M. DE LA MOSKOWA.—Monsieur le president, rappelez-vous le principe de la libre defense des accuses.
M. VICTOR HUGO.—Je continue l'examen des causes que j'ai flattees et que j'ai reniees.
Est-ce Napoleon, pour la famille duquel j'ai demande la rentree sur le sol de la patrie, au sein de la chambre des pairs, contre des amis actuels de M. de Montalembert, que je ne veux pas nommer, et qui, tout couverts des bienfaits de l'empereur, levaient la main contre le nom de l'empereur? (Tous les regards cherchent M. de Montebello.)
Est-ce, enfin, madame la duchesse d'Orleans dont j'ai, l'un des derniers, le dernier peut-etre, sur la place de la Bastille, le 24 fevrier, a deux heures de l'apres-midi, en presence de trente mille hommes du peuple armes, proclame la regence, parce que je me souvenais de mon serment de pair de France? (Mouvement.) Messieurs, je suis en effet un homme etrange, je n'ai prete dans ma vie qu'un serment, et je l'ai tenu! (Tres bien! tres bien!)
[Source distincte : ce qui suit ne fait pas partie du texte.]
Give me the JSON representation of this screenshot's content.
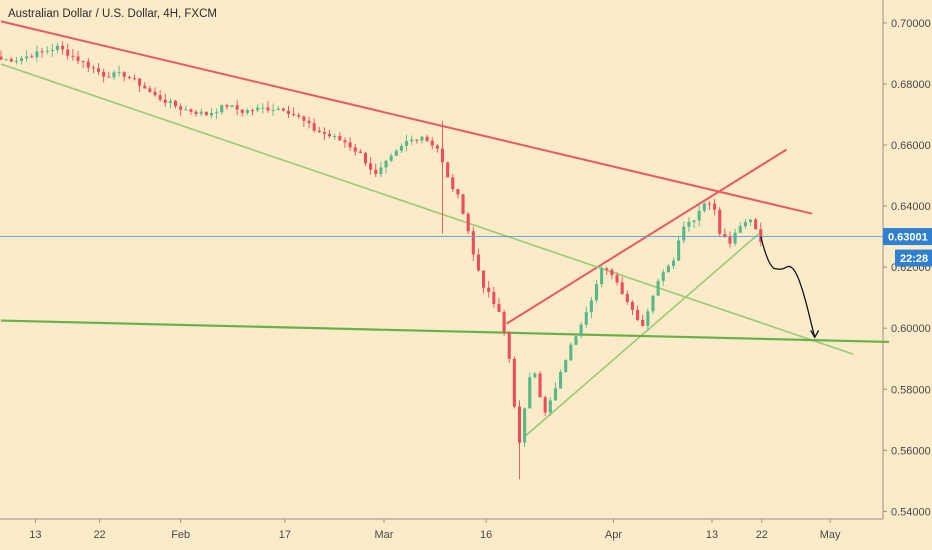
{
  "header": {
    "title": "Australian Dollar / U.S. Dollar, 4H, FXCM"
  },
  "chart_data": {
    "type": "candlestick",
    "symbol": "Australian Dollar / U.S. Dollar",
    "timeframe": "4H",
    "source": "FXCM",
    "x_tick_labels": [
      "13",
      "22",
      "Feb",
      "17",
      "Mar",
      "16",
      "Apr",
      "13",
      "22",
      "May"
    ],
    "y_tick_labels": [
      "0.70000",
      "0.68000",
      "0.66000",
      "0.64000",
      "0.62000",
      "0.60000",
      "0.58000",
      "0.56000",
      "0.54000"
    ],
    "ylim": [
      0.5375,
      0.7075
    ],
    "current_price": "0.63001",
    "countdown": "22:28",
    "anchors": [
      [
        0,
        0.688
      ],
      [
        3,
        0.688
      ],
      [
        7,
        0.69
      ],
      [
        11,
        0.692
      ],
      [
        14,
        0.689
      ],
      [
        17,
        0.686
      ],
      [
        20,
        0.683
      ],
      [
        24,
        0.683
      ],
      [
        27,
        0.68
      ],
      [
        30,
        0.676
      ],
      [
        35,
        0.672
      ],
      [
        40,
        0.67
      ],
      [
        44,
        0.673
      ],
      [
        47,
        0.671
      ],
      [
        51,
        0.672
      ],
      [
        55,
        0.672
      ],
      [
        58,
        0.669
      ],
      [
        61,
        0.665
      ],
      [
        64,
        0.663
      ],
      [
        67,
        0.661
      ],
      [
        70,
        0.657
      ],
      [
        73,
        0.65
      ],
      [
        75,
        0.654
      ],
      [
        79,
        0.661
      ],
      [
        82,
        0.663
      ],
      [
        85,
        0.659
      ],
      [
        87,
        0.649
      ],
      [
        89,
        0.643
      ],
      [
        90.5,
        0.636
      ],
      [
        92,
        0.624
      ],
      [
        94,
        0.614
      ],
      [
        96,
        0.608
      ],
      [
        97.5,
        0.603
      ],
      [
        99,
        0.59
      ],
      [
        100,
        0.575
      ],
      [
        101,
        0.562
      ],
      [
        102,
        0.573
      ],
      [
        103.5,
        0.59
      ],
      [
        105,
        0.578
      ],
      [
        106,
        0.572
      ],
      [
        108,
        0.58
      ],
      [
        110,
        0.59
      ],
      [
        112,
        0.598
      ],
      [
        113.5,
        0.604
      ],
      [
        115.5,
        0.612
      ],
      [
        117,
        0.619
      ],
      [
        119,
        0.618
      ],
      [
        121,
        0.612
      ],
      [
        123,
        0.606
      ],
      [
        125,
        0.601
      ],
      [
        127,
        0.611
      ],
      [
        129,
        0.619
      ],
      [
        131,
        0.623
      ],
      [
        133,
        0.634
      ],
      [
        135,
        0.636
      ],
      [
        137,
        0.641
      ],
      [
        138.5,
        0.642
      ],
      [
        140,
        0.631
      ],
      [
        142,
        0.628
      ],
      [
        144,
        0.633
      ],
      [
        146,
        0.636
      ],
      [
        147.5,
        0.631
      ],
      [
        148,
        0.629
      ]
    ],
    "trendlines": [
      {
        "name": "red-falling",
        "color": "#e85a5f",
        "width": 2.0,
        "from": [
          0,
          0.7005
        ],
        "to": [
          158,
          0.6375
        ]
      },
      {
        "name": "red-rising",
        "color": "#e85a5f",
        "width": 2.0,
        "from": [
          98.5,
          0.6015
        ],
        "to": [
          153,
          0.6585
        ]
      },
      {
        "name": "green-falling",
        "color": "#9ccc7a",
        "width": 1.7,
        "from": [
          0,
          0.6865
        ],
        "to": [
          166,
          0.5915
        ]
      },
      {
        "name": "green-rising",
        "color": "#9ccc7a",
        "width": 1.7,
        "from": [
          102,
          0.5645
        ],
        "to": [
          148,
          0.6315
        ]
      },
      {
        "name": "green-horizontal",
        "color": "#68b04a",
        "width": 2.2,
        "from": [
          0,
          0.6025
        ],
        "to": [
          173,
          0.5955
        ]
      }
    ],
    "projection_curve": {
      "color": "#111111",
      "points": [
        [
          148,
          0.63
        ],
        [
          149.5,
          0.62
        ],
        [
          152,
          0.619
        ],
        [
          154,
          0.621
        ],
        [
          156,
          0.614
        ],
        [
          158.5,
          0.597
        ]
      ]
    },
    "legend": "none",
    "grid": false
  }
}
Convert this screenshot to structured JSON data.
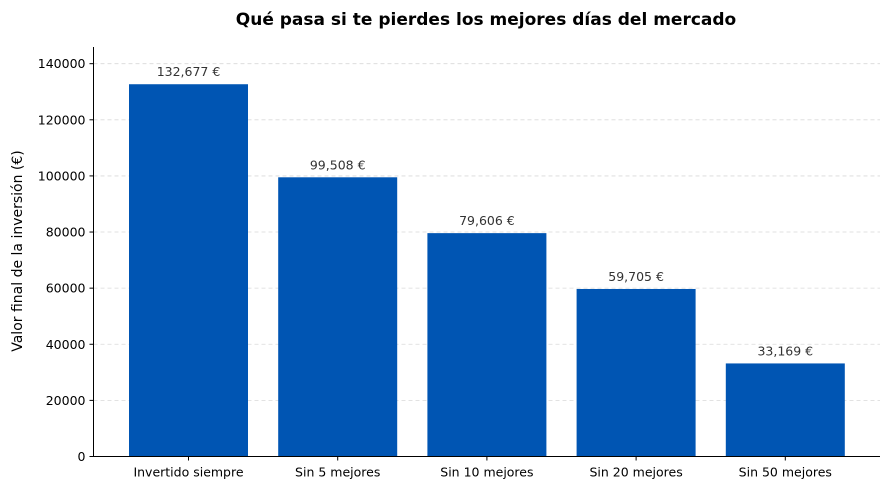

Il est vrai que depuis que la republique est etablie, je n'ai pas conspire contre la republique; est-ce la ce qu'on me reproche? (Applaudissements a gauche.) Messieurs, je dirai a l'honorable M. de Montalembert: Dites donc quelles sont les causes que j'ai reniees; et, quant a vous, je ne dirai pas quelles sont les causes que vous avez flattees et que vous avez reniees, parce que je ne me sers pas legerement de ces mots-la. Mais je vous dirai quels sont les drapeaux que vous avez, tristement pour vous, abandonnes. Il y en a deux: le drapeau de la Pologne et le drapeau de la liberte. (A gauche: Tres bien! tres bien!)
M. JULES DE LASTEYRIE.—Le drapeau de la Pologne, nous l'avons abandonne le 15 mai.
M. VICTOR HUGO.—Un dernier mot.
L'honorable M. de Montalembert m'a reproche hier amerement le crime d'absence. Je lui reponds:—Oui, quand je serai epuise de fatigue par une heure et demie de luttes contre MM. les interrupteurs ordinaires de la majorite (cris a droite), qui recommencent, comme vous voyez! (Rires a gauche.)
Quand j'aurai la voix eteinte et brisee, quand je ne pourrai plus prononcer une parole, et vous voyez que c'est a peine si je puis parler aujourd'hui (la voix de l'orateur est, en effet, visiblement alteree); quand je jugerai que ma presence muette n'est pas necessaire a l'assemblee; surtout quand il ne s'agira que de luttes personnelles, quand il ne s'agira que de vous et de moi, oui, monsieur de Montalembert, je pourrai vous laisser la satisfaction de me foudroyer a votre aise, moi absent, et je me reposerai pendant ce temps-la.
(Longs eclats de rire a gauche et applaudissements.) Oui, je pourrai n'etre pas present! Mais attaquez, par votre politique, vous et le parti clerical (mouvement), attaquez les nationalites opprimees, la Hongrie suppliciee, l'Italie garrottee, Rome crucifiee (profonde sensation); attaquez le genie de la France par votre loi d'enseignement; attaquez le progres humain par votre loi de deportation; attaquez le suffrage universel par votre loi de mutilation; attaquez la souverainete du peuple, attaquez la democratie, attaquez la liberte, et vous verrez, ces jours-la, si je suis absent!